By R. Christopher Haines, President and CEO

I’ve been in some pretty high stress situations in my life. Throughout my career, I’ve worked some pretty important projects, taken some huge risks, and spoken at conferences in front of large crowds. Through almost two decades of firefighting, I’ve found myself in more high-pressure situations than I can list. In my personal life, I’ve survived puberty, high school, and the birth of a child. But I’ve just come off of one of the highest-stress situations of my life: cooking the Thanksgiving turkey.

I’ve cooked a couple turkeys in my life, but it’s always the same. I don’t know what it is about the pressure associated with preparing the key to the big meal. It’s pretty hard to screw up the cranberry sauce, but the turkey is another story. It’s a fine line between undercooking it and potentially killing everyone — and overcooking it and having it dry as the desert.

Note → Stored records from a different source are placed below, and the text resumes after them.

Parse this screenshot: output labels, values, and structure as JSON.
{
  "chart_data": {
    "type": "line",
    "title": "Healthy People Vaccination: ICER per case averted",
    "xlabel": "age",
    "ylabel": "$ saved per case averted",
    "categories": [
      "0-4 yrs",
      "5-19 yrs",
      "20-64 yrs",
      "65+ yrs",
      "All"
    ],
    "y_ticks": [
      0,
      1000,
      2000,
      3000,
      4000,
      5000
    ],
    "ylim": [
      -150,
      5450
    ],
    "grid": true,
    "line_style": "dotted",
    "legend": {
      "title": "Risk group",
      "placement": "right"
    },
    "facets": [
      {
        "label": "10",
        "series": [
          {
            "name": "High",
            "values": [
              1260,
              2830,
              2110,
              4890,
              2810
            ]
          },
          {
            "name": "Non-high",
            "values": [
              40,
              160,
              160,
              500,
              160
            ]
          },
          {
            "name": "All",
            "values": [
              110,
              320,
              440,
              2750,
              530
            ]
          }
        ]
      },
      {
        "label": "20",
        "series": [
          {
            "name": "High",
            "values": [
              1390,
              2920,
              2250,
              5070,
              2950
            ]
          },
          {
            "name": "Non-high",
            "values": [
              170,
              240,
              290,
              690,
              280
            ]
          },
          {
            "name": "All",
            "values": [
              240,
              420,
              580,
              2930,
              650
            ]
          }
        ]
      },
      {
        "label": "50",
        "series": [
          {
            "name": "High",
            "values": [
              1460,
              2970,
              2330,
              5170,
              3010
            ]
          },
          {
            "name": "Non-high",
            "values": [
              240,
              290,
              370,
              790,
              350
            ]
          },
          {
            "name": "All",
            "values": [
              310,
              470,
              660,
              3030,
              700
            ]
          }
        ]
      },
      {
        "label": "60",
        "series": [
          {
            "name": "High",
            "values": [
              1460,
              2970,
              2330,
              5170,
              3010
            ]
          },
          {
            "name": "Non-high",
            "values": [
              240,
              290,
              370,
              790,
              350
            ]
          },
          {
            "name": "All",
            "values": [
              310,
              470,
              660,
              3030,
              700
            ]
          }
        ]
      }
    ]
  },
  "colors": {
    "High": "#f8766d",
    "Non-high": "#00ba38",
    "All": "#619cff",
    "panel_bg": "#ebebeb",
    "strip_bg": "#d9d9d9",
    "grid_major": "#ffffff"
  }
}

I think some of the pressure comes from the repetitive viewing of a couple high-profile turkey failures – one in National Lampoon’s Christmas Vacation and the other in A Christmas Story. If I didn’t want to end up eating duck at a Chinese restaurant on Thanksgiving, I had to get this right.

We had the whole family coming over, so we bought ourselves a 20-pound prime bird. This thing was bought fresh, never frozen. At 15 minutes per pound, we were setup up for five hours of nervous anticipation.

Cooking a turkey on Thanksgiving is kind of like walking the tightrope without a net. You don’t buy a second turkey to have one on stand-by, and it would never get done in time anyway if the first one didn’t work out. There is no plan B. What’s the backup? Frozen pizza? Popcorn and toast like Snoopy and Charlie Brown served on a ping-pong table?

I don’t know if you’ve ever noticed, but you’re usually so centered on the big meal during the week of Thanksgiving, you often forget to buy any other meals.

Now I wasn’t in this alone. My wife is an excellent cook, but roasting a turkey isn’t something you do every day. This is one of those “I don’t know, what you think” kinds of situations. I like to think of it more as a situation in which there’s someone else to blame should thing go awry.

But after reeducating ourselves with a few online videos, everything went without a hitch. We didn’t even have to call the Butterball hotline. I also managed to get through working the electric turkey knife without losing any digits.

I hope each of you had a great Thanksgiving. On to the next holiday meal!